Pope Benedict celebrates the Christmas Eve Mass in St. Peter’s Basilica on December 24.

Pope Benedict celebrates the Christmas Eve Mass in St. Peter’s Basilica on December 24.

Benedict XVI celebrates Christmas Eve Mass in St. Peter’s Basilica and asks all of us to make time and space for God.

Pope Benedict XVI had an urgent message during his homily on Christmas Eve in St. Peter’s Basilica: he urged people to change their priorities and to “find room for God” despite the latest fascinating technologies and busy lives.

The Pope also spoke out passionately on behalf of the citizens of the Middle East, calling for a solution to the Arab-Israeli conflict and an end to the civil war in Syria.

It was Benedict’s eighth Christmas Eve Mass since he was elected Pope in 2005. He is now 85 years old.

Some 10,000 people attended the Mass, which was broadcast to millions of others via television.

The Pope’s homily was centered on the question of God’s place in our ever more secular modern society.

“Do we have time and space for him? Do we not actually turn away God himself? We begin to do so when we have no time for him,” the Pope said. “The faster we can move, the more efficient our time-saving appliances become, the less time we have. And God? The question of God never seems urgent. Our time is already completely full.”
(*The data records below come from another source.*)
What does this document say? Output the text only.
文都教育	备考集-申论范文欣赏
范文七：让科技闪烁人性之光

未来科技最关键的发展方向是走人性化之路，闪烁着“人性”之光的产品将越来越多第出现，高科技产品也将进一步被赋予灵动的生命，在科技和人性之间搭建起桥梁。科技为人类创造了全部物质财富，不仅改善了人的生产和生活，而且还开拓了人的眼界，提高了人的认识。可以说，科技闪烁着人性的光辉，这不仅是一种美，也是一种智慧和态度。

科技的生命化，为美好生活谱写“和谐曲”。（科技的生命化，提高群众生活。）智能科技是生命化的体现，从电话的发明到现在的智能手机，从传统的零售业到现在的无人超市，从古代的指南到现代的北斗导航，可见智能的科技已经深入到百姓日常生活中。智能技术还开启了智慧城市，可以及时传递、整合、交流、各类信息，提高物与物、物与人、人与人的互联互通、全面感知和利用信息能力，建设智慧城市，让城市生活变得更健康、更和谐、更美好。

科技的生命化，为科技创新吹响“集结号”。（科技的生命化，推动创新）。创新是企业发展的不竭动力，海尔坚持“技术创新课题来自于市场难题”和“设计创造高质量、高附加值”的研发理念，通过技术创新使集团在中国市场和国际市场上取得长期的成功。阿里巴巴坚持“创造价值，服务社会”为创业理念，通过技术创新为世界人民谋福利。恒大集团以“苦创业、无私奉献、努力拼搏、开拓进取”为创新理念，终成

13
The head of the Church said modern societies have reached the point where many people do not have any room in their thinking even to meditate on God’s nature or existence.

“There is no room for him,” the Pope said. “Not even in our feelings and desires is there any room for him. We want ourselves. We want what we can seize hold of, we want happiness that is within our reach, we want our plans and purposes to succeed. We are so ‘full’ of ourselves that there is no room left for God.”
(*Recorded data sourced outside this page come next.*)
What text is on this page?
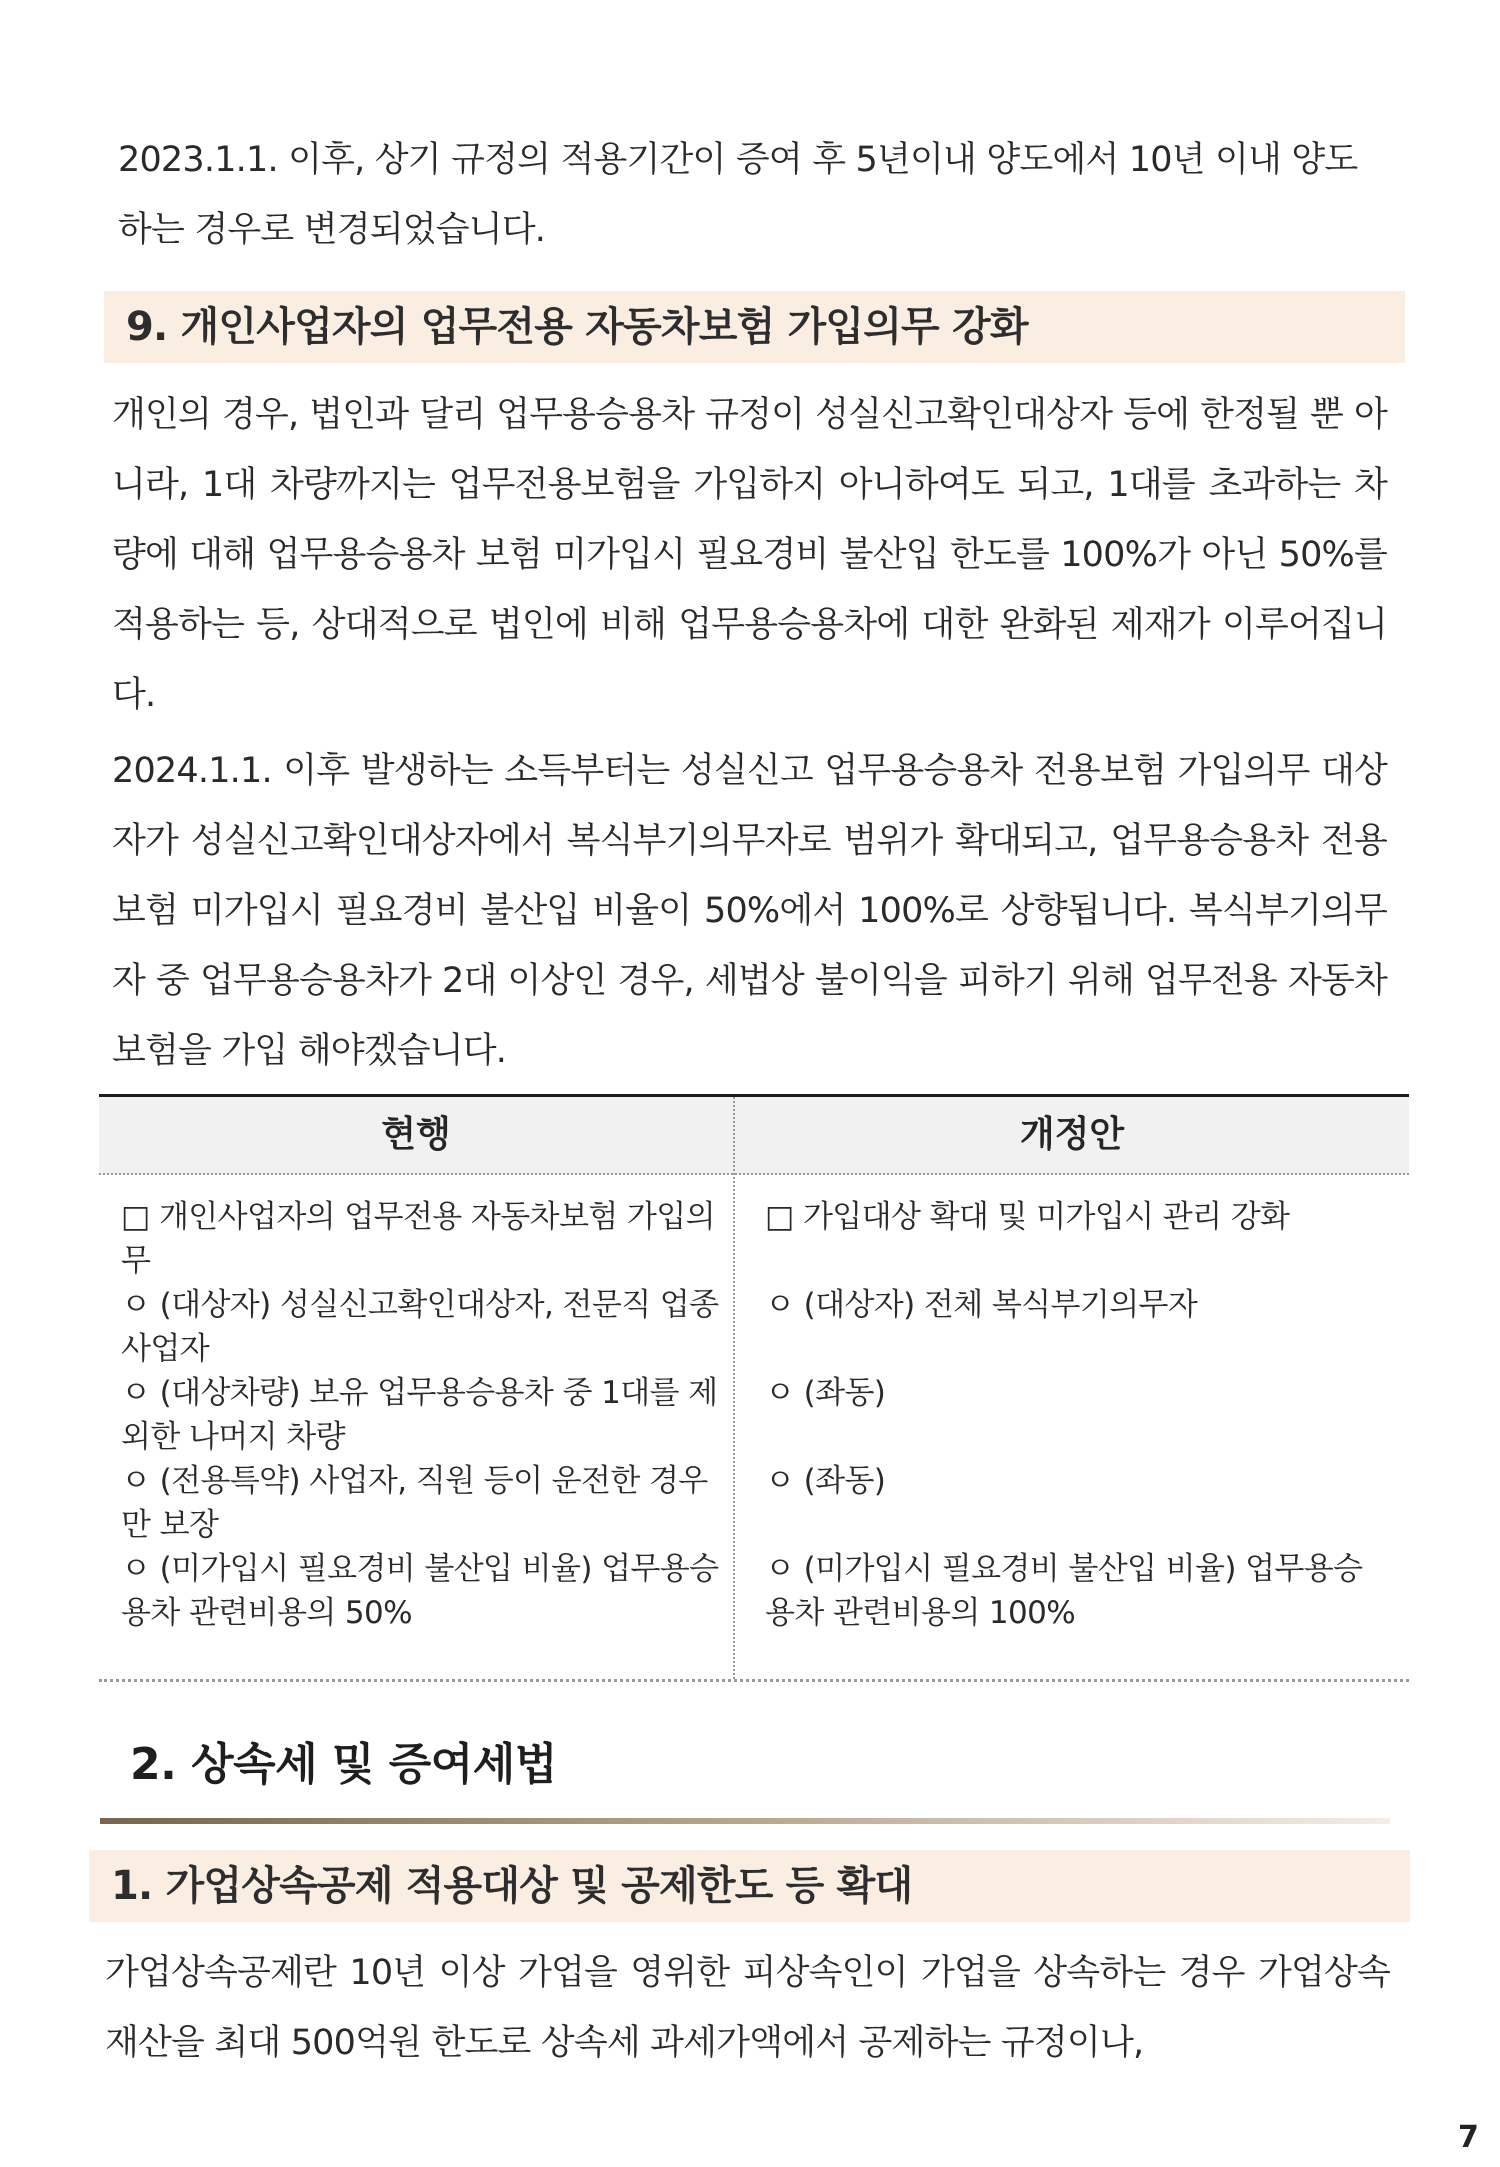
2023.1.1. 이후, 상기 규정의 적용기간이 증여 후 5년이내 양도에서 10년 이내 양도하는 경우로 변경되었습니다.

9. 개인사업자의 업무전용 자동차보험 가입의무 강화

개인의 경우, 법인과 달리 업무용승용차 규정이 성실신고확인대상자 등에 한정될 뿐 아니라, 1대 차량까지는 업무전용보험을 가입하지 아니하여도 되고, 1대를 초과하는 차량에 대해 업무용승용차 보험 미가입시 필요경비 불산입 한도를 100%가 아닌 50%를 적용하는 등, 상대적으로 법인에 비해 업무용승용차에 대한 완화된 제재가 이루어집니다.

2024.1.1. 이후 발생하는 소득부터는 성실신고 업무용승용차 전용보험 가입의무 대상자가 성실신고확인대상자에서 복식부기의무자로 범위가 확대되고, 업무용승용차 전용 보험 미가입시 필요경비 불산입 비율이 50%에서 100%로 상향됩니다. 복식부기의무자 중 업무용승용차가 2대 이상인 경우, 세법상 불이익을 피하기 위해 업무전용 자동차보험을 가입 해야겠습니다.

현행	개정안

□ 개인사업자의 업무전용 자동차보험 가입의무

ㅇ (대상자) 성실신고확인대상자, 전문직 업종 사업자

ㅇ (대상차량) 보유 업무용승용차 중 1대를 제외한 나머지 차량

ㅇ (전용특약) 사업자, 직원 등이 운전한 경우만 보장

ㅇ (미가입시 필요경비 불산입 비율) 업무용승용차 관련비용의 50%

□ 가입대상 확대 및 미가입시 관리 강화

ㅇ (대상자) 전체 복식부기의무자

ㅇ (좌동)

ㅇ (좌동)

ㅇ (미가입시 필요경비 불산입 비율) 업무용승용차 관련비용의 100%

2. 상속세 및 증여세법
1. 가업상속공제 적용대상 및 공제한도 등 확대

가업상속공제란 10년 이상 가업을 영위한 피상속인이 가업을 상속하는 경우 가업상속재산을 최대 500억원 한도로 상속세 과세가액에서 공제하는 규정이나,

7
Pope Benedict XVI holds up a  candle at the window of his study overlooking St. Peter’s Square on the evening of December 24.

Pope Benedict XVI holds up a candle at the window of his study overlooking St. Peter’s Square on the evening of December 24.

He continued: “Even if he seems to knock at the door of our thinking, he has to be explained away. If thinking is to be taken seriously [modern people say], it must be structured in such a way that the ‘God hypothesis’ becomes superfluous.”

Inside and outside the basilica, bells chimed when the Pope said “Glory to God in the highest,” the words the Gospels tell us that the angels sang at the moment of Jesus’ birth.

Earlier on December 24, the Pope came to the window of his apartments in the apostolic palace and lit a peace candle, as a larger-than-life nativity scene was unveiled near the obelisk in the middle of St. Peter’s Square below.

Pope Benedict celebrates the Christmas Eve Mass in St. Peter’s Basilica on December 24.

Pope Benedict celebrates the Christmas Eve Mass in St. Peter’s Basilica on December 24.

Reflecting on the Gospel account of Jesus born in a stable because there was no room for Mary and Joseph in the inn, he said when people find no room for God in their lives, they will soon find no room for others.

“Let us ask the Lord that we may become vigilant for his presence, that we may hear how softly yet insistently he knocks at the door of our being and willing,” he said.

“Let us ask that we may make room for him within ourselves, that we may recognize him also in those through whom he speaks to us: children, the suffering, the abandoned, those who are excluded and the poor of this world,” he said.

He also asked for prayers for the people who “live and suffer” in the Holy Land today. He called for peace among Israelis and Palestinians and also for the people of Syria, Lebanon and Iraq, praying that “Christians in those lands where our faith was born may be able to continue living there, that Christians and Muslims may build up their countries side-by-side in God’s peace.”

Pope Benedict celebrates the Christmas Eve Mass in St. Peter’s Basilica on December 24.

Pope Benedict celebrates the Christmas Eve Mass in St. Peter’s Basilica on December 24.

The Vatican is concerned about the exodus from the Middle East of Christians, many of whom leave because they fear for their safety. Christians now comprise 5% of the population of the region, down from 20% a century ago.

According to some estimates, the current population of 12 million Christians in the Middle East could halve by 2020 if security and birth rates continue to decline.

At noon on Christmas Day, the Pope delivered his twice-yearly “Urbi et Orbi” (to the city and the world) blessing and message from the central balcony of St. Peter’s Basilica.